Gute Vorbereitung auf mögliche Hürden ist essenziell

Versicherungen bei steuerlichen Betriebsprüfungen richtig einbinden
Foto: © Sutthiphong – adobestock.com

Kommt es nach einem Unternehmenskauf, bei dem eine Versicherung abgeschlossen wurde, zu einer Betriebsprüfung, sind die Versicherer bei der Betreuung der Betriebsprüfung einzubeziehen. Die Erfahrung zeigt, dass es hierbei einige Punkte zu beachten gilt. 

Versicherer waren vor einigen Jahren noch überrascht, wie viele Claims Notices sie erreichten, weil emsige Steuerabteilungen jede Betriebsprüfung an die Versicherer als möglichen Claim gemeldet haben. Inzwischen hat sich hierbei eine gute Routine etabliert, die es den Versicherten ermöglicht, unkompliziert durch die Betriebsprüfungen zu ­gehen, während Versicherer es schaffen, Kosten für das Claims Handling möglichst gering zu halten. So werden externe Berater in ­aller Regel erst eingeschaltet, wenn sich abzeichnet, dass es tatsächlich zu einem versicherten Schaden kommen mag. Umgekehrt haben die Versicherer das Claims Handling in Betriebsprüfungen sehr effizient aufgestellt, sodass sie üblicherweise innerhalb weniger Tage imstande sind, ­etwaige Kommunikation des Versicherten mit der Betriebsprüfung freizugeben.

Sprachbarrieren durch Kurzzusammenfassungen überwinden

Den größten Aufwand in der Praxis stellen Übersetzungen dar, die erforderlich werden, wenn Steuerbehörden und Versicherer aus unterschiedlichen Sprachräumen kommen. Gerade hier sind Versicherer aber pragmatischen Lösungsansätzen sehr zugänglich und zeigen sich offen, etwa anhand englischsprachiger Kurzzusammenfassungen weite Teile der Kommunikation freizugeben, ohne dass es hier einer genaueren Übersetzung bedarf. Solche Kurzzusammenfassungen sind in internationalen Unter­nehmensgruppen oftmals auch für das interne Reporting erforderlich, sodass sich Doppelaufwand häufig vermeiden lässt.

Einbindung von Beratern: richtigen Zeitpunkt finden

Letztlich ist für die Versicherer die Entscheidung wichtig, an welchem Punkt sie prüfen, ob eine Verteidigung gegen die Rechtsauffassung der Betriebsprüfung ziel­führend ist. Je früher man die materielle Verteidigung gegen den Anspruch betreibt, desto mehr Möglichkeiten bestehen, eine Festigung der Ansichten der Betriebsprüfung zu vermeiden. Umgekehrt löst eine frühzeitige Abwehr unter Einbindung von Beratern Kosten aus, die gerade in der Frühphase einer Betriebsprüfung keinem Mehrwert für den Versicherer oder den Versicherten gegenüberstehen.

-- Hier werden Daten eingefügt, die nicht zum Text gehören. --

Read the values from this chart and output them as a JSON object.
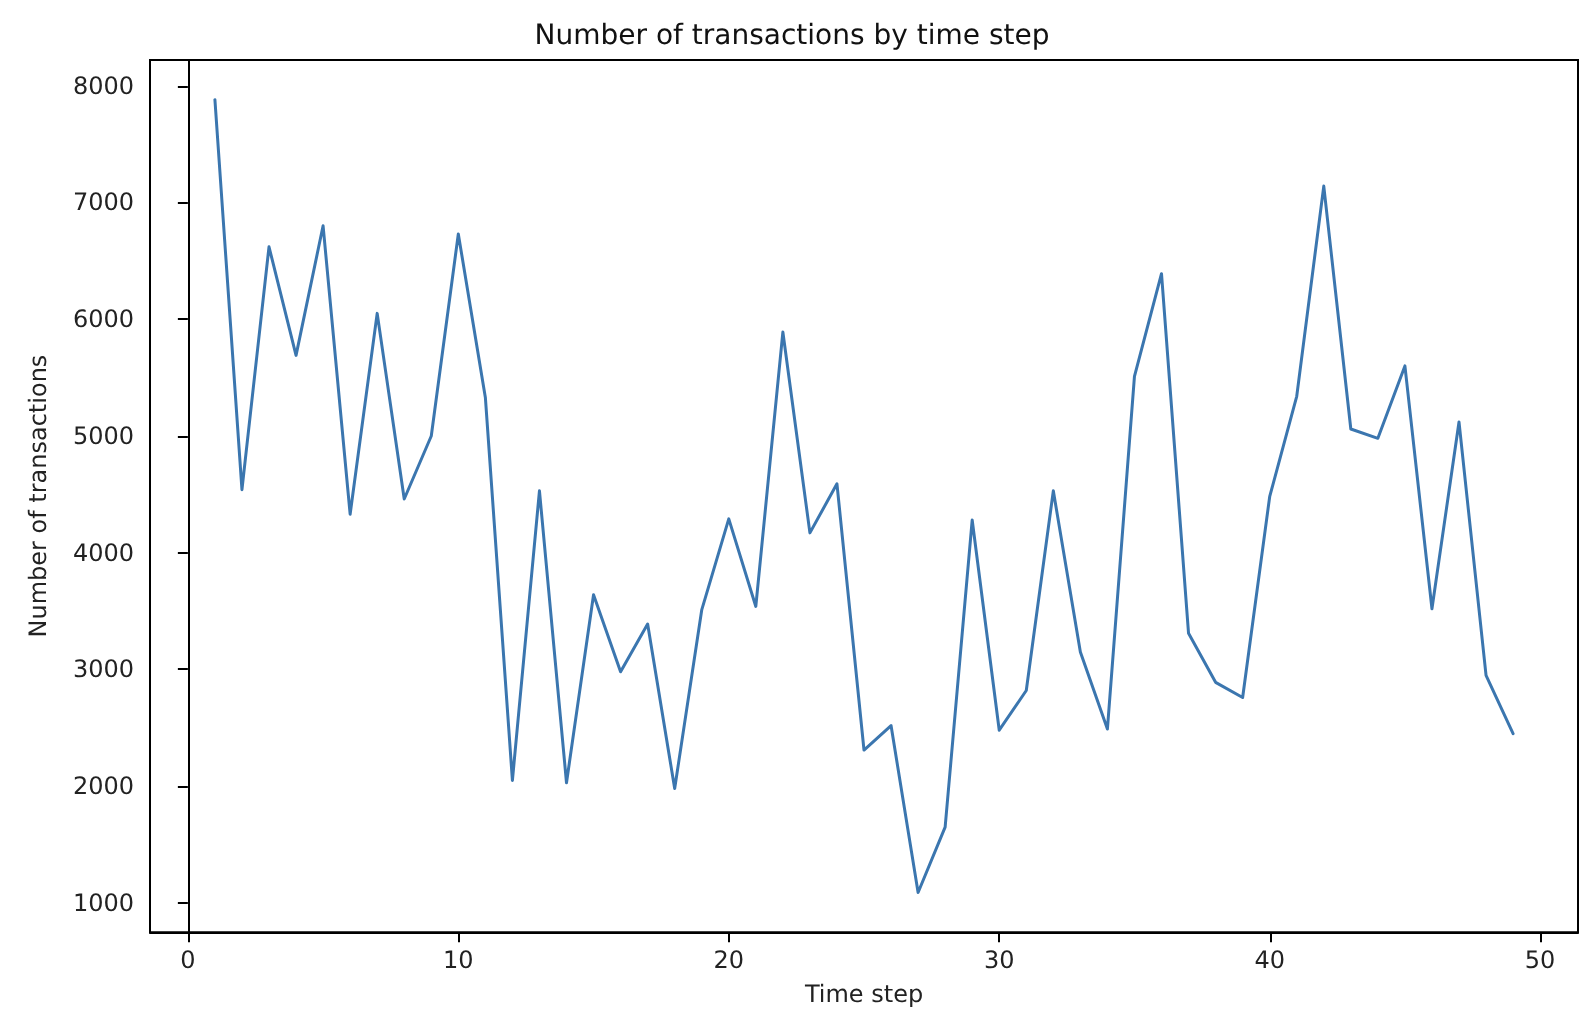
{
  "chart_data": {
    "type": "line",
    "title": "Number of transactions by time step",
    "xlabel": "Time step",
    "ylabel": "Number of transactions",
    "x": [
      1,
      2,
      3,
      4,
      5,
      6,
      7,
      8,
      9,
      10,
      11,
      12,
      13,
      14,
      15,
      16,
      17,
      18,
      19,
      20,
      21,
      22,
      23,
      24,
      25,
      26,
      27,
      28,
      29,
      30,
      31,
      32,
      33,
      34,
      35,
      36,
      37,
      38,
      39,
      40,
      41,
      42,
      43,
      44,
      45,
      46,
      47,
      48,
      49
    ],
    "series": [
      {
        "color": "#3b76af",
        "values": [
          7880,
          4540,
          6620,
          5690,
          6800,
          4330,
          6050,
          4460,
          5000,
          6730,
          5330,
          2050,
          4530,
          2030,
          3640,
          2980,
          3390,
          1980,
          3510,
          4290,
          3540,
          5890,
          4170,
          4590,
          2310,
          2520,
          1090,
          1650,
          4280,
          2480,
          2820,
          4530,
          3150,
          2490,
          5510,
          6390,
          3310,
          2890,
          2760,
          4480,
          5340,
          7140,
          5060,
          4980,
          5600,
          3520,
          5120,
          2950,
          2450
        ]
      }
    ],
    "xlim": [
      -1.4,
      51.4
    ],
    "xticks": [
      0,
      10,
      20,
      30,
      40,
      50
    ],
    "ylim": [
      750,
      8220
    ],
    "yticks": [
      1000,
      2000,
      3000,
      4000,
      5000,
      6000,
      7000,
      8000
    ],
    "marker": "none",
    "line_style": "solid"
  }
}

Mit zunehmender Erfahrung der Versicherer etabliert es sich, bei Erhalt von Prüfungsfeststellungen und teilweise auch bei vorher ergehenden Stellungnahmen der Betriebsprüfung erstmals Kontakt mit Beratern zu suchen und eine mögliche Abwehr eines Schadens aus materiellen Gründen zu erwägen. Das ist natürlich nur dort von­nöten, wo der Schaden überhaupt in den Bereich der Versicherungsdeckung und nicht offenkundig in eine der üblichen oder eine dealspezifische Deckungsausnahme fällt. In der Praxis bleiben damit nur wenige Fälle zurück, in denen eine solche Prüfung überhaupt ansteht, zumal viele der verbleibenden, von der Deckung umfassten Prüfungsfeststellungen tatsächlicher Natur sind und eine Verteidigung mit rechtlichen Argumenten hier oftmals schwerfällt.

Mitwirkungsrechte des Versicherers erhalten

Ungeachtet dessen gilt es für den Ver­sicherten, einige Besonderheiten zu beachten. Zum einen ist die oben bereits erwähnte Benachrichtigung des Versicherers erforderlich, um diesen nicht seiner Mitwirkungsrechte zu berauben und dadurch den Versicherungsschutz zu gefährden. Zum anderen muss dann sichergestellt werden, dass etwaige Weisungen des Versicherers auch angemessen umgesetzt werden.

Versicherung bei laufender Betriebs­prüfung umgehend informieren

Wo bereits zum Akquisitionszeitpunkt Betriebsprüfungen laufen, ist es besonders wichtig, diese alsbald an die Versicherung zu melden und das weitere Vorgehen mit der Versicherung abzustimmen. Dies wird oft übersehen, da die Eröffnung der Betriebsprüfung bereits erfolgt ist und die tägliche Bearbeitung von Anfragen als Routine gesehen wird.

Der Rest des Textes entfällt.